JICA海外協力隊の世界日記

セントルシア便り

隊員Gのセントルシア日記_97 〜Artificial Intelligence〜

 今回は、セントルシアの学校教育を揺るがすAIについて、お話をしたいと思います。私の配属先のカレッジでも、宿題(評価対象)の問題を、AIの力を借りて解く学生がいます。今はもう、宿題を写真撮影して、AIに見せるだけで、瞬時に解答を導き出してくれますので、難しい操作は不要です。やろうと思えば、誰もが、簡単にAIを利用して、宿題を仕上げることができるのです。宿題の出来がとても良いので、気分を良くしていると、その後の小テストの点数は低く、がっかりさせられる例が少なくありません。小テストは教室内で実施しますので、さすがにAIに頼ることはできませんからね。「宿題にしっかり取り組まないと、知識や技能が身につかず、小テストや最終テストで合格点が取れないよ。」などと、懸命に説得を試みるのですが、それでも楽な方へと流される学生は後を絶ちません。
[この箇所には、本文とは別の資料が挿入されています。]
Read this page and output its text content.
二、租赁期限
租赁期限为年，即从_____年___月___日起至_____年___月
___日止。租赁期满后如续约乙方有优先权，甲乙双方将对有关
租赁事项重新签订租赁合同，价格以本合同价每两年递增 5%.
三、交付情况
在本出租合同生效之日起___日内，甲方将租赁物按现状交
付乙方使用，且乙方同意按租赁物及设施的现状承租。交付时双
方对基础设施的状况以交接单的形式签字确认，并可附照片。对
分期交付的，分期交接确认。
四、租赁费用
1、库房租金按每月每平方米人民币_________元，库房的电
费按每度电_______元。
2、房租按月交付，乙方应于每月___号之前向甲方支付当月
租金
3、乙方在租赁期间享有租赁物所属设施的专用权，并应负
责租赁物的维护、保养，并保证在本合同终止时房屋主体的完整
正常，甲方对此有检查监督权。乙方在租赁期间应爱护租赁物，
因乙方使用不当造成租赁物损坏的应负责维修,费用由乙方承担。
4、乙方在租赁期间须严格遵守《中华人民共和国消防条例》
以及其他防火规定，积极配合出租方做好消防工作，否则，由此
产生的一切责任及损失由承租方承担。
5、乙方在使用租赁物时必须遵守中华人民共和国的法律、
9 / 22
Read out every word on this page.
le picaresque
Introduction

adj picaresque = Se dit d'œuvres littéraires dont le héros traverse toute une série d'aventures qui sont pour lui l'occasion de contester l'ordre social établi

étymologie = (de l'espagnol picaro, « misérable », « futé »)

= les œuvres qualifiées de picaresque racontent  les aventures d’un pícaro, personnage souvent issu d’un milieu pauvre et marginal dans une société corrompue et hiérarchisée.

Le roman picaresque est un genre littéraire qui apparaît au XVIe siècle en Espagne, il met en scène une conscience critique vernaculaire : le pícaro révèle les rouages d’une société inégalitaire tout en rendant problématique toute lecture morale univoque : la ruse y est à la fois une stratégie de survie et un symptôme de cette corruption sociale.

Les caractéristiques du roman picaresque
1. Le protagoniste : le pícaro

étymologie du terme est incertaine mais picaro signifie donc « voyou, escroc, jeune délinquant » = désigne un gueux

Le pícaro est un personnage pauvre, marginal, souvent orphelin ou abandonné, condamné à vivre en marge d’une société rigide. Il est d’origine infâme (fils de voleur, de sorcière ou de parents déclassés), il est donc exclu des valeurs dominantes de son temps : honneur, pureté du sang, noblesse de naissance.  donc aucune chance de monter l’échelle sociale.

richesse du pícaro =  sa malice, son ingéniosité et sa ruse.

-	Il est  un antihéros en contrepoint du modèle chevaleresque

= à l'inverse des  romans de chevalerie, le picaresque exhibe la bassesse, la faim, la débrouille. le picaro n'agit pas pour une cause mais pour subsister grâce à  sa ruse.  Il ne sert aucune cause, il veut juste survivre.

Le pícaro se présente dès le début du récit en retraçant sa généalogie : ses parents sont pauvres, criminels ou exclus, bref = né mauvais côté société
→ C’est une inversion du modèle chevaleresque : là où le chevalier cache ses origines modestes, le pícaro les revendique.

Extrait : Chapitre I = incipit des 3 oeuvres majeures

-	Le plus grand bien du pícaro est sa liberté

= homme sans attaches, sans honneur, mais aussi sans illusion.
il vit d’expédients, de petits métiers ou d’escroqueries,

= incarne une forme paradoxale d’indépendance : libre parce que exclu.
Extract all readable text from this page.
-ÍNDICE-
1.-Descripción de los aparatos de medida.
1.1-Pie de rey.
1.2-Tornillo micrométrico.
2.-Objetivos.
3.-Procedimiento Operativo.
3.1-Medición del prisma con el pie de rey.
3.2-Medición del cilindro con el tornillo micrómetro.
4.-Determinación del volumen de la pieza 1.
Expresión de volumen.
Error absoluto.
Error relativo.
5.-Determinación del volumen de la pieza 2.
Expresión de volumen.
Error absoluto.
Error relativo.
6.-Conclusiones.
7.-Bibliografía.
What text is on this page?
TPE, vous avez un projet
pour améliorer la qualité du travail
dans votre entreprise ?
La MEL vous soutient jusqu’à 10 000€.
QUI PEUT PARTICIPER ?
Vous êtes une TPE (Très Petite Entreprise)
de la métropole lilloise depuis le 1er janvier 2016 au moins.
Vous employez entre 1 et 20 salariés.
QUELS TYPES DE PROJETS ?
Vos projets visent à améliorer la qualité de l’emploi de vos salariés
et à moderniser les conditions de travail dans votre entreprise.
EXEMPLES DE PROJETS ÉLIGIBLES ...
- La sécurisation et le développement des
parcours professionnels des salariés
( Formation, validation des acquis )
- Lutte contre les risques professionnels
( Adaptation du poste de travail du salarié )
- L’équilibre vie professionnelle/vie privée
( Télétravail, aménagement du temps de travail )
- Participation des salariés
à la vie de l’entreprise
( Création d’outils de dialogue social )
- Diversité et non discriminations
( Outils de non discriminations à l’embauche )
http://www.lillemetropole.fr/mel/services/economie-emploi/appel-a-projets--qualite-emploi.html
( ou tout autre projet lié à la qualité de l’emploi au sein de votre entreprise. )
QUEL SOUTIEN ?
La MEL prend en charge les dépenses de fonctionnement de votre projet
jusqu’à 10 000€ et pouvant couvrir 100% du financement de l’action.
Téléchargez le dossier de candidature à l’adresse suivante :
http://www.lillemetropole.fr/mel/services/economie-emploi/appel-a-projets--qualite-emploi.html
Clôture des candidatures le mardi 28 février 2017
それならば、と言わんばかりに、YuJa Verity というオンライン作業を監督するアプリを導入し、作業中の動画とともに、評価物を提出させる先生まで出てきました。教師と学生の美しい信頼関係は、一体どこへ行ってしまったのでしょうね。

 これまでは、中等教育の卒業試験(CSEC)や大学進学等に用いられる資格試験(CAPE)において、School-Based Assessment(SBA)という、学校単位で評価される調査やレポートやプロジェクトなどの学習活動も、成績の一部として組み込まれてきました。ところが、例によって、数学や理科や英語などのSBAにおいては、AIによる代作との判別がしづらい、という状況が発生するようになったのです。そこで、この夏、統括するCaribbean Examinations Council(CXC)は、非実技科目のSBAを、Paper 032という試験形式(試験会場実施)に、順次切り替えていくことを発表しました。「どのレベルの知識と技能があれば、合格して入学することが出来るのだろう?」という大学現場での不思議は、解消されるのでしょうか。 

 私は、2023年3月に大阪の私立学校を定年退職しましたが、その頃は、まだ教員とAIとの利害関係は認識されていませんでした。ちょうど、ChatGPTの足音が、日本の職員室にも聞こえ出した頃で、興味本位の期待感をもって、成り行きを見守っていたような記憶があります。「生成AIは、Python(プログラミング言語)でプログラムを書いてくれるらしいぞ!」「定性評価のルーブリック(評価基準表)も提案してくれるらしいぜ!」と、新しもの好きの教員が情報を提供してくれる日常がありました。実際に、簡単な命令をAIに送ってみると、まるで魔法を見るかのように、ほんの数秒で答えを導き出してくれるではありませんか。私も、それまで妻に頼んでいた文章原稿のフィードバックを、早速AIに依頼するようにしました。忙しい妻の場合は、待ち時間も入れると1〜2週間ほどかかっていたのですが、AIの場合は待ち時間もなく、あっと言う間にフィードバックを与えてくれるのですから。

 さて、現在は、JICA海外協力隊として、カレッジで学生に数学を教える日々です。教科書がありませんので、教材を自分自身で創作する必要があるのですが、生成AIがなくてはならない存在となっています。読者の皆さんが、AIをどのように位置づけておられるかは、千差万別であることでしょう。少なくとも、私にとっては、膨大なデータベースの中から、瞬時に適切な演習問題を選び出し、提案してくれる、忠実で心強い仕事仲間です。もちろん、最終的には私自身が、学生の学力に合わせて取捨選択し、問題を精選する必要があります。解答例も、たまに間違っていますので、入念なチェックが必要です。しかし、数学記号の表記に、世界標準のLaTexを使用してくれますので、エディターとの連携もシームレスで、ストレスを全く感じません。大幅な時間短縮によって生まれた時間を、学習者主体の学びを実現するための創意工夫に充てることができるのです。

 そして、学生たちには、究極のAI利用法を推奨しています。それは、

「先生がどんな問題をテストに出題するかを、AIに尋ねてごらん。」

です。きっと世界中のデータベースの中から、無尽蔵に、相応しい練習問題を与えてくれることでしょう。命令によっては、解答例だけでなく、気を利かせて、学習方法に関するアドバイスを与えてくれるかもしれませんよ。とてもフェアで、学生たちのためになる、AI利用法だと思いませんか。

 ただし、AIが間違う可能性があるので、ご用心。少しでも「おかしい!」と感じたら、先生に相談してね。また、予想問題がズバリ的中する可能性を、期待する人がいるかもしれません。残念ながら、さすがに、テスト作成には、私はAIを利用しませんよ。